Tip: For the gene transfer assay that measures infectious titer, look at variability between operators during cell seeding and gating the flow cytometer. This also translates to variability in the rest of the assays.
Example of an optimized process – 1 L LVV downstream workflow
A summary of our optimization work is provided in Table 1.
Briefly, a 15-minute incubation with Benzonase at room temperature was sufficient to degrade the majority of DNA below 200 bp, to meet the regulatory requirement of no open reading frames (ORF). We identified scalable and compatible consumables for the clarification step and fine-tuned this step to maximize virus recovery. For the first UF/DF step we achieved good recovery and clearance of both protein and DNA from host cells. Also, we identified high-throughput technology and a suitable scale-down model for process development. For purification by chromatography, we developed a multimodal chromatography (MMC) step that combines size exclusion and anion exchange properties . Importantly, the MMC step is simple and processing is gentle. For the final sterile filtration step we maximized recovery by optimizing filter material, layers, and other factors.
Overall best practices for downstream viral vector process development
For example, our suspension process generates much higher cell densities than our adherent process does, which poses challenges for the filtration steps.
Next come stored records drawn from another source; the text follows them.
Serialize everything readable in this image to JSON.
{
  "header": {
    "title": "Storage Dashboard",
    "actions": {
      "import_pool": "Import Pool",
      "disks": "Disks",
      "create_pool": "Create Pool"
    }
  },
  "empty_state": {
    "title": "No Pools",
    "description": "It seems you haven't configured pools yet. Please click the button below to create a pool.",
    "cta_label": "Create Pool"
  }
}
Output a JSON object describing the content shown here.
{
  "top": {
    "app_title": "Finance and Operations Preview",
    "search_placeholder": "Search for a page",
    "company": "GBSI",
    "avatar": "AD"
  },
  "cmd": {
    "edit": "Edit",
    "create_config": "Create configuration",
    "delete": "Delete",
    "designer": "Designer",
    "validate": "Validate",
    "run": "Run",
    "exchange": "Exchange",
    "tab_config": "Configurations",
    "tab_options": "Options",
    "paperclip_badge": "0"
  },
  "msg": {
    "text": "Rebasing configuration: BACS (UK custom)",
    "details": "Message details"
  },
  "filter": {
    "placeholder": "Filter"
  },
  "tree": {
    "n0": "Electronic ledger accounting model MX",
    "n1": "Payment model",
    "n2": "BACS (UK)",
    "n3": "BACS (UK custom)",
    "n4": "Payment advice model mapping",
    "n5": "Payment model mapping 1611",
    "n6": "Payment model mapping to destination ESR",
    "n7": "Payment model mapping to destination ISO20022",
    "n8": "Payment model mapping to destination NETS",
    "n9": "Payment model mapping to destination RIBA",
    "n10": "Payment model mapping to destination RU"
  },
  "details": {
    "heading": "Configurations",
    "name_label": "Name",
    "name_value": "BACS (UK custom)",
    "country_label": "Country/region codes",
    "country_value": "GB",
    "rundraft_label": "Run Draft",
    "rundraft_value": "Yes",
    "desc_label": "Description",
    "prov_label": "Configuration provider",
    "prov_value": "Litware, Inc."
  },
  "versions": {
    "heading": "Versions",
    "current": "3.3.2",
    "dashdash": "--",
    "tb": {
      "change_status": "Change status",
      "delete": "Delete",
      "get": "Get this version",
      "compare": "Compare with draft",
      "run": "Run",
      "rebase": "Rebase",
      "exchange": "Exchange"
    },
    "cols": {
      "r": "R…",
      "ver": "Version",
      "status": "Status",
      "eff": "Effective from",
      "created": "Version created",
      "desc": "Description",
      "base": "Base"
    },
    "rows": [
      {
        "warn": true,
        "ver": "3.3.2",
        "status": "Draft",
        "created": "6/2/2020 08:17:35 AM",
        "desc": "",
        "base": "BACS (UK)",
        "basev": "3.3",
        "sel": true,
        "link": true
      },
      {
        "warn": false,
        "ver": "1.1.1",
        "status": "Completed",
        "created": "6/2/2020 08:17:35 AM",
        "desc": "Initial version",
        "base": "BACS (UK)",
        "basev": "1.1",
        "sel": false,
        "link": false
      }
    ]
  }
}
In addition, these higher cell densities bring higher host cell protein and DNA contaminants that must be removed. Another thing to consider is how each unit operation will impact the next. So, we recommend optimizing one unit operation, then proceeding to optimize the next one in the workflow in sequential order.
Tip: Think about scalability and process closure from day one, because ideally your process will be transferred to a good manufacturing practices (GMP) environment. So, you want to make sure everything is sterile and that your process is closed. Also, remember to include stability ranges early on, such as room temperature holds.